LONDON—Uber Technologies Inc. Chief Executive Dara Khosrowshahi sought to persuade money managers in London that the loss-making ride-hailing firm’s growth plans justified a valuation of up to $91.5 billion in an initial public offering (IPO).
In the ballroom at Claridge’s, the five-star hotel in London’s wealthy Mayfair district, over 100 investors listened on April 29 to Khosrowshahi and CFO Nelson Chai talk about the company’s plans to expand their food delivery business and venture into other new business areas like shopping.
Uber is trying to show investors that it can shift from being simply a ride-hailing service to a technology platform for services ranging from delivering groceries and takeaway meals to organizing freight transportation.
“While they didn’t call themselves Amazon, they made several references to their platform and how they intend to build that out,” said one investor who attended the hour-long presentation but declined to be named.
Uber reported on April 26 that it was aiming for a valuation of between $80.5 billion and $91.5 billion, less than the $120 billion investment bankers told the company last year it could fetch.
It also disclosed that it made a loss of around $1 billion on sales of roughly $3 billion in the first quarter of 2019.

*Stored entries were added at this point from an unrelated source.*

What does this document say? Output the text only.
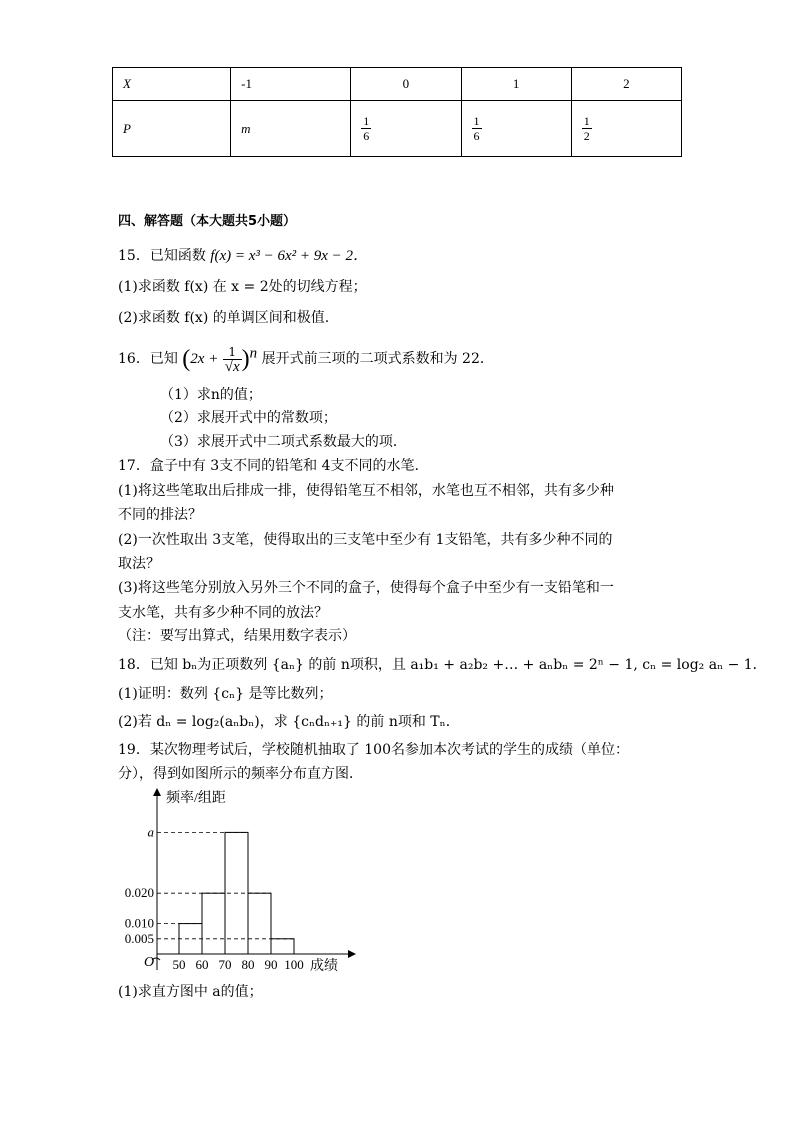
X	-1	0	1	2
P	m	$\frac{1}{6}$	$\frac{1}{6}$	$\frac{1}{2}$
四、解答题（本大题共5小题）
15．已知函数 f(x) = x³ − 6x² + 9x − 2．
(1)求函数 f(x) 在 x = 2处的切线方程；
(2)求函数 f(x) 的单调区间和极值.
16．已知 $(2x + \frac{1}{√x} )^n$ 展开式前三项的二项式系数和为 22．
（1）求n的值；
（2）求展开式中的常数项；
（3）求展开式中二项式系数最大的项．
17．盒子中有 3支不同的铅笔和 4支不同的水笔.
(1)将这些笔取出后排成一排，使得铅笔互不相邻，水笔也互不相邻，共有多少种
不同的排法？
(2)一次性取出 3支笔，使得取出的三支笔中至少有 1支铅笔，共有多少种不同的
取法？
(3)将这些笔分别放入另外三个不同的盒子，使得每个盒子中至少有一支铅笔和一
支水笔，共有多少种不同的放法？
（注：要写出算式，结果用数字表示）
18．已知 bₙ为正项数列 {aₙ} 的前 n项积，且 a₁b₁ + a₂b₂ +… + aₙbₙ = 2ⁿ − 1, cₙ = log₂ aₙ − 1．
(1)证明：数列 {cₙ} 是等比数列；
(2)若 dₙ = log₂(aₙbₙ)，求 {cₙdₙ₊₁} 的前 n项和 Tₙ．
19．某次物理考试后，学校随机抽取了 100名参加本次考试的学生的成绩（单位：
分），得到如图所示的频率分布直方图．
a
0.020
0.010
0.005
50 60 70 80 90 100
频率/组距
成绩
O
(1)求直方图中 a的值；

The lower valuation comes after the poor performance of smaller rival Lyft Inc, whose shares are down around 20 percent from when the company listed last month.
After widespread media coverage of Lyft’s IPO marketing, Uber appears to be aiming for a more discreet roadshow. Investors were not told the presentation’s venue until around three hours before it began, and attendees all had to show government-issued identification before being granted admission with media firmly barred.

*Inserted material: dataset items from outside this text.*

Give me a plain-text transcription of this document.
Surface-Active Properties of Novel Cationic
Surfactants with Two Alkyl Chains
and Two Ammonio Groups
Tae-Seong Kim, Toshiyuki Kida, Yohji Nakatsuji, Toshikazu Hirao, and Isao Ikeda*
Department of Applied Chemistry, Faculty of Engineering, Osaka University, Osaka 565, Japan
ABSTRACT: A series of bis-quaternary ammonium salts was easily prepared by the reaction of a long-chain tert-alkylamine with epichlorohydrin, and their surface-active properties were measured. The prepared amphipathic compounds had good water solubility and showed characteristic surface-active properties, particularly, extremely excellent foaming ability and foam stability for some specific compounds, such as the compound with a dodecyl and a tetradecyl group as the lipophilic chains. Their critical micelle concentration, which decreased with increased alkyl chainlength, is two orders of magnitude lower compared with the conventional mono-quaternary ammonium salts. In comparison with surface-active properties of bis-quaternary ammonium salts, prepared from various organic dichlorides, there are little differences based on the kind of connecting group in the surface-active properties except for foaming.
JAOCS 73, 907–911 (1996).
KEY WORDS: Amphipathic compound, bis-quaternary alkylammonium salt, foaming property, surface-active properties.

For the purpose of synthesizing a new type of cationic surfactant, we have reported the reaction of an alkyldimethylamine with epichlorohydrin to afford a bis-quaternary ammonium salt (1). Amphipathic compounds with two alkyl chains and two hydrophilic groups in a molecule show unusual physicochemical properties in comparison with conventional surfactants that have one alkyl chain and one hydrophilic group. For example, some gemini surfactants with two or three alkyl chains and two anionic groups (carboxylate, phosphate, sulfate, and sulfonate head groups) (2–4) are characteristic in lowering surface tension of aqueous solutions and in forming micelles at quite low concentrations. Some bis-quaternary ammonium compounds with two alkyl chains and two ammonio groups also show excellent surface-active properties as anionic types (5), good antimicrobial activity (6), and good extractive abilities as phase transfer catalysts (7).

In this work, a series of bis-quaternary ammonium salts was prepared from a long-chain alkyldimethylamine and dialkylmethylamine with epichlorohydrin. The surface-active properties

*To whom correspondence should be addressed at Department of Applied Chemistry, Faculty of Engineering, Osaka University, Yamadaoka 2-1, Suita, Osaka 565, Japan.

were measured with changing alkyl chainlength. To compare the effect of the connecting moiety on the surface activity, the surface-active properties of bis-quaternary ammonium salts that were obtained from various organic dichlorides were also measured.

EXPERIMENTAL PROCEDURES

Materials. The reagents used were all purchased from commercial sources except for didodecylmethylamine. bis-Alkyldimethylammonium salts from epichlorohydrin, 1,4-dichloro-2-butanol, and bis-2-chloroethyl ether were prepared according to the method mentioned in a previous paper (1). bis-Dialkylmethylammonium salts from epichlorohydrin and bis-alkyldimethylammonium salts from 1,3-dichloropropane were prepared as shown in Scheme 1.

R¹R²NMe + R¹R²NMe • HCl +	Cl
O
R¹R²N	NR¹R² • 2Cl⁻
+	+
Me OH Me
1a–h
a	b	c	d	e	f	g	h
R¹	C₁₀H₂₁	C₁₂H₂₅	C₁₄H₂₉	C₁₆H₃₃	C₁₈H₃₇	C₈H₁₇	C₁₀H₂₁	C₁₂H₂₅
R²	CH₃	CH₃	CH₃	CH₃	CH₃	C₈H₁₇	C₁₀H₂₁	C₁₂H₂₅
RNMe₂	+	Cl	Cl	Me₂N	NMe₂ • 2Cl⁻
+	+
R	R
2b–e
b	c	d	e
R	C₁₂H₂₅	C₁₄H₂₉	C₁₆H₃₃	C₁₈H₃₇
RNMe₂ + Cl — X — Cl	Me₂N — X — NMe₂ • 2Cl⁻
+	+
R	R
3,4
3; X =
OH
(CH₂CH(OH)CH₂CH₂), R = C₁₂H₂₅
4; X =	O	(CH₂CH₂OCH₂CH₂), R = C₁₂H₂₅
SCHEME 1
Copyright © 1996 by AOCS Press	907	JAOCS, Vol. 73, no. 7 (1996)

A second investor who also declined to be named complained that the event was relatively brief, saying they didn’t have a chance to ask many questions.
A source working on the roadshow said the presentation—the only one for investors outside of the U.S.—lasted only around 10 minutes, with another 50 spent on questions and answers.

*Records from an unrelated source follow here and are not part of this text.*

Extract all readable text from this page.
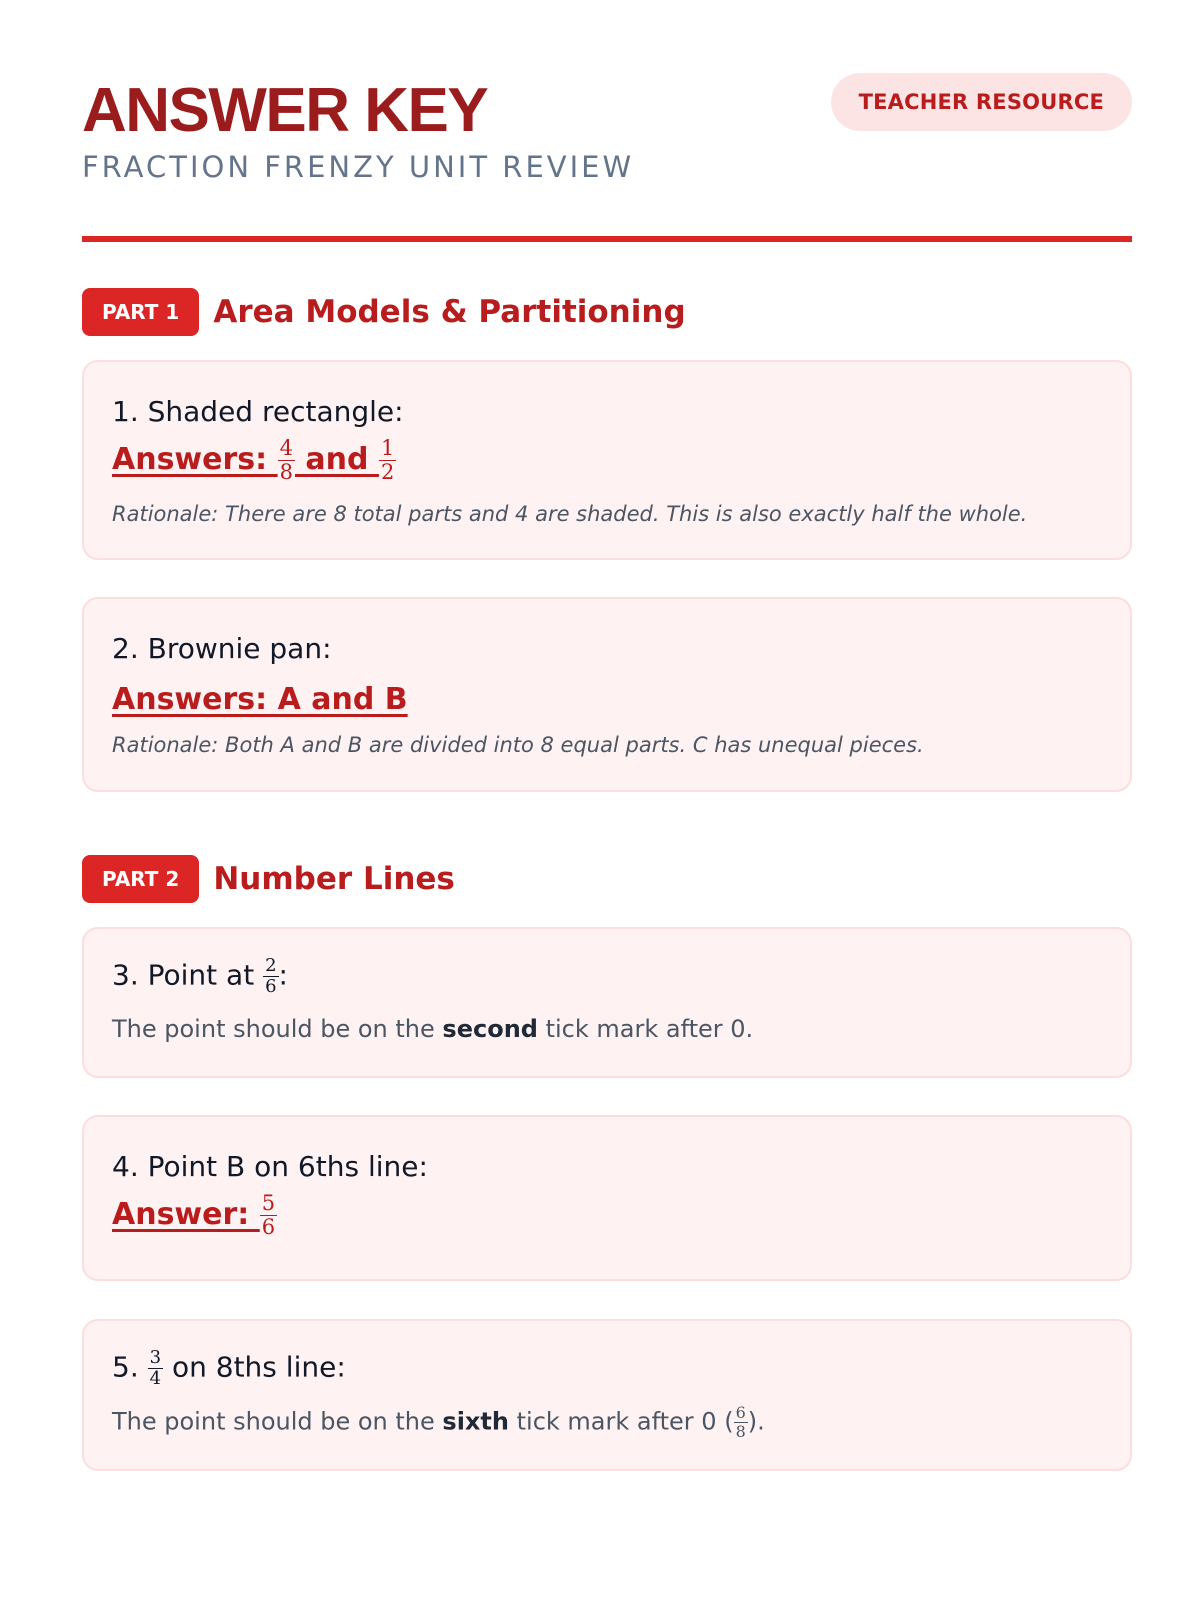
ANSWER KEY
FRACTION FRENZY UNIT REVIEW
TEACHER RESOURCE
PART 1	Area Models & Partitioning
1. Shaded rectangle:
Answers: $\frac{4}{8}$ and $\frac{1}{2}$
Rationale: There are 8 total parts and 4 are shaded. This is also exactly half the whole.
2. Brownie pan:
Answers: A and B
Rationale: Both A and B are divided into 8 equal parts. C has unequal pieces.
PART 2	Number Lines
3. Point at $\frac{2}{6}$ :
The point should be on the second tick mark after 0.
4. Point B on 6ths line:
Answer: $\frac{5}{6}$
5. $\frac{3}{4}$ on 8ths line:
The point should be on the sixth tick mark after 0 ( $\frac{6}{8}$ ).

As well as growth and cost-control, several questions focused on the company’s culture and business practices following a string of embarrassing scandals.
Those have included sexual harassment allegations, a massive data breach that was concealed from regulators, use of illicit software to evade authorities and allegations of bribery overseas.
In London, the transport authority refused to renew Uber’s license in September 2017 citing safety concerns, though it was granted a 15-month probationary operating license last June, telling a court it had improved its procedures.
“The CEO was very impressive and their governance is much better now, they’ve done so much in a short space of time,” said the first investor. Khosrowshahi took the role in Aug. 2017, succeeding co-founder Travis Kalanick.
The Uber IPO, which is expected to price on May 9 according to people familiar with the matter, would rank as the largest in the United States since that of Chinese e-commerce giant Alibaba Group Holding Ltd in 2014.
The Uber IPO is being led by Morgan Stanley, Goldman Sachs & Co and Bank Of America Merrill Lynch.